Can a parent compel the disclosure of a child’s therapy records in a parenting dispute?Oct 04, 2017
Generally, a parent may not compel the disclosure of a child’s therapy records in the context of a parenting dispute. The N.H. Supreme Court addressed this issue in the 2005 case In the Matter of Berg and Berg which remains good law today. In Berg, the father filed a contempt motion against the mother, asserting that she was interfering with his parenting time. Three of the Berg children were in counseling at the time. The father sought the release of the therapist’s records for his inspection, claiming that the records would provide evidence of the mother’s alleged interference with his parenting time.
Although the trial court held that the father’s rights to his children’s therapy records overrode any privacy rights that the children may have, the N.H. Supreme Court reversed and held that the trial court must first determine whether it is in the best interest of the child to have confidential and privileged therapy records released, and that a child has a therapist-client privilege. The Court explained that “when custody of the child becomes the subject of a bitter contest between mother and father, the personal interests of the contestants in almost all cases obliterate that which is in the best interest of the child.” The Court continued that “[a]llowing parents unfettered access to their children’s therapy records under all circumstances may inhibit the child from seeking or succeeding in treatment, or even worse, result in substantial emotional harm to the child from a forced disclosure.” In other words, the Court found it imperative that the child feel that he or she may speak freely with his or her therapist without risk of a parent finding out what was said: “[t]here is a serious risk that permitting parents unconditional access to the therapy records of their children could have a chilling effect on the therapist-client relationship, thus denying the children access to productive and effective therapeutic treatment.”

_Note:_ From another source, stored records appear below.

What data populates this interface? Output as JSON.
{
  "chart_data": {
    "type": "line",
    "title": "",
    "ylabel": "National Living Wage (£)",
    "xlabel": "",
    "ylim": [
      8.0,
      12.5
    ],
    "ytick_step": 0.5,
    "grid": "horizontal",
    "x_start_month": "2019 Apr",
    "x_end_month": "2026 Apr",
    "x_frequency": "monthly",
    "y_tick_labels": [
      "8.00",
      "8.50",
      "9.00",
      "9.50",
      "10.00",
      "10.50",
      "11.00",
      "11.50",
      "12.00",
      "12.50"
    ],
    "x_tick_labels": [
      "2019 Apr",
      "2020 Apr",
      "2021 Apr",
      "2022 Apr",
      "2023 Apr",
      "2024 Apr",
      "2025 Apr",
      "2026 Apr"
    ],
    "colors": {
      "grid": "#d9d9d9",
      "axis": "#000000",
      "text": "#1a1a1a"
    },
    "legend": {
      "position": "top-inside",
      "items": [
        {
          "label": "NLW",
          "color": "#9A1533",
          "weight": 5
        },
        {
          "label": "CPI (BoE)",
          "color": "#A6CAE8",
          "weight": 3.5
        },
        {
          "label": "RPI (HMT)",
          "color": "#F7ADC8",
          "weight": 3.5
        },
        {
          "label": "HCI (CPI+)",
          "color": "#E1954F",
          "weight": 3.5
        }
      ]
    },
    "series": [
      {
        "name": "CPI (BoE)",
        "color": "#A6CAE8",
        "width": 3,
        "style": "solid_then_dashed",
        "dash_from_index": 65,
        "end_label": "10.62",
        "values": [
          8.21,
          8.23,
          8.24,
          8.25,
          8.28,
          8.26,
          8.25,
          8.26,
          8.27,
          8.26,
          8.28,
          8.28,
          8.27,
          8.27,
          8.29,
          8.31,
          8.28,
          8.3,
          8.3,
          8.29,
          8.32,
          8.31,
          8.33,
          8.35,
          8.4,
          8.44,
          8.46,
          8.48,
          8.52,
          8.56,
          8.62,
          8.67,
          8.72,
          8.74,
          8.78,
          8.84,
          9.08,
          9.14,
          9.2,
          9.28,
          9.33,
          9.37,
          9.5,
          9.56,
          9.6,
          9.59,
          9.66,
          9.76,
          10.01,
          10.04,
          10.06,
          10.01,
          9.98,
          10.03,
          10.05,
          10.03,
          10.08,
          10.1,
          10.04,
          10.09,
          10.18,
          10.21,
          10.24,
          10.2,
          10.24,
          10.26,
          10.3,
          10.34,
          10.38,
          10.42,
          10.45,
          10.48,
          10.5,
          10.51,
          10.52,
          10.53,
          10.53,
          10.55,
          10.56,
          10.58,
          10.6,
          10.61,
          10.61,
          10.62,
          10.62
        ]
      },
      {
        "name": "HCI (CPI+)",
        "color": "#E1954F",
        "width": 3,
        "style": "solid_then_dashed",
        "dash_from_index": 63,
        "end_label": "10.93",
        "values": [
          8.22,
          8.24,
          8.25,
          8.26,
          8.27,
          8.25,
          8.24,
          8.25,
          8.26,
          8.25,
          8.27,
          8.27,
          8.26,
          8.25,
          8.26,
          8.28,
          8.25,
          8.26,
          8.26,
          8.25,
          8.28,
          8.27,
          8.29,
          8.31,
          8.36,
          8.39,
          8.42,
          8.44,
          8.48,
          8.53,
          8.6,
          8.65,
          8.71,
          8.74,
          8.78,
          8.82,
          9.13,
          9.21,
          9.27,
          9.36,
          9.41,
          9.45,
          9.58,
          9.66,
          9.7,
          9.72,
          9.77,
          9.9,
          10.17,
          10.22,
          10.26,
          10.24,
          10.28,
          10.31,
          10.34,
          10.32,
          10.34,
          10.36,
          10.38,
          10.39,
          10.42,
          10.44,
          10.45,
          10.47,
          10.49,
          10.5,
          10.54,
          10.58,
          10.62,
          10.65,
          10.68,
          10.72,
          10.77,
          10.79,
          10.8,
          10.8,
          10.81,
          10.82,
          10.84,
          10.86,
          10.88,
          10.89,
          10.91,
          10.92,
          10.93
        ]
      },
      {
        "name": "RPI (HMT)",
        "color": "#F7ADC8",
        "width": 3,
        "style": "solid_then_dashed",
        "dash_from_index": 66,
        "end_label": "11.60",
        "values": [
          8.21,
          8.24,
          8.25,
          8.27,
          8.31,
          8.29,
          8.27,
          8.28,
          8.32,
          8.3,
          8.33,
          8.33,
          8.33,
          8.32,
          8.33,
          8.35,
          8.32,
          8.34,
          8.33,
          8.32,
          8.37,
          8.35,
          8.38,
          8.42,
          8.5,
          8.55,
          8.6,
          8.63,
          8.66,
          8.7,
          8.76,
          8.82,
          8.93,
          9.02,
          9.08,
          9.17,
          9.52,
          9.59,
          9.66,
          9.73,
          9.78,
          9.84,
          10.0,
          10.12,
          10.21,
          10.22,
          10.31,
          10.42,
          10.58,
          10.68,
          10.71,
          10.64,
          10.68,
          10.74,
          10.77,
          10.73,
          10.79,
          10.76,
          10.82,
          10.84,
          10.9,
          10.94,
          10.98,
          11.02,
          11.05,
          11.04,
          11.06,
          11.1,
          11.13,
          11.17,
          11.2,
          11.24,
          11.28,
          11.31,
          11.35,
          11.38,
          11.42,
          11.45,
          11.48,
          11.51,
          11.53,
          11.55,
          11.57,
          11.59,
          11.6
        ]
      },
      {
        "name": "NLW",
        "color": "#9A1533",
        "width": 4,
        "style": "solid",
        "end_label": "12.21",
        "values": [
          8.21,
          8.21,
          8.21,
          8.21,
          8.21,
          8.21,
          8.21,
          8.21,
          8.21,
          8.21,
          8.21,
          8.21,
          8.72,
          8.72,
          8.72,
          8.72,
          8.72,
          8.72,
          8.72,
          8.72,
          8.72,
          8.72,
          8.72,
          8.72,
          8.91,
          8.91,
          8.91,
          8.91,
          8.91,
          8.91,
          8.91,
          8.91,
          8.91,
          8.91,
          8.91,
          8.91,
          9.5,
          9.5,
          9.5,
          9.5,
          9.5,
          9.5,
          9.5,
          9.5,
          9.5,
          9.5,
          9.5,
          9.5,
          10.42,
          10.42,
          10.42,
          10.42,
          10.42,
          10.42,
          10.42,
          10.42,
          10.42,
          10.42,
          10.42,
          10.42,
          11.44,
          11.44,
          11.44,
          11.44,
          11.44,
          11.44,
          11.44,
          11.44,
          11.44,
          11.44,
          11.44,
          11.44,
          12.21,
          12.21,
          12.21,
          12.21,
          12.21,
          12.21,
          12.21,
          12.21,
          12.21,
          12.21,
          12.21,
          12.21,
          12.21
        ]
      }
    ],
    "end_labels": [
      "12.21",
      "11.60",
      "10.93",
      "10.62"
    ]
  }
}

Neither parent has the exclusive right to assert or waive the child’s psychologist patient privilege in a contested parenting case. Only the trial court can decide whether assertion or waiver of a child’s privilege is in the child’s best interests in that particular case. Even the attempted assertion or waiver of the child’s privilege by the child, a parent or a guardian ad litem will not be determinative. The court will engage in a case by case analysis to determine whether it is in the best interest of the child to disclose the child’s therapy or psychology records.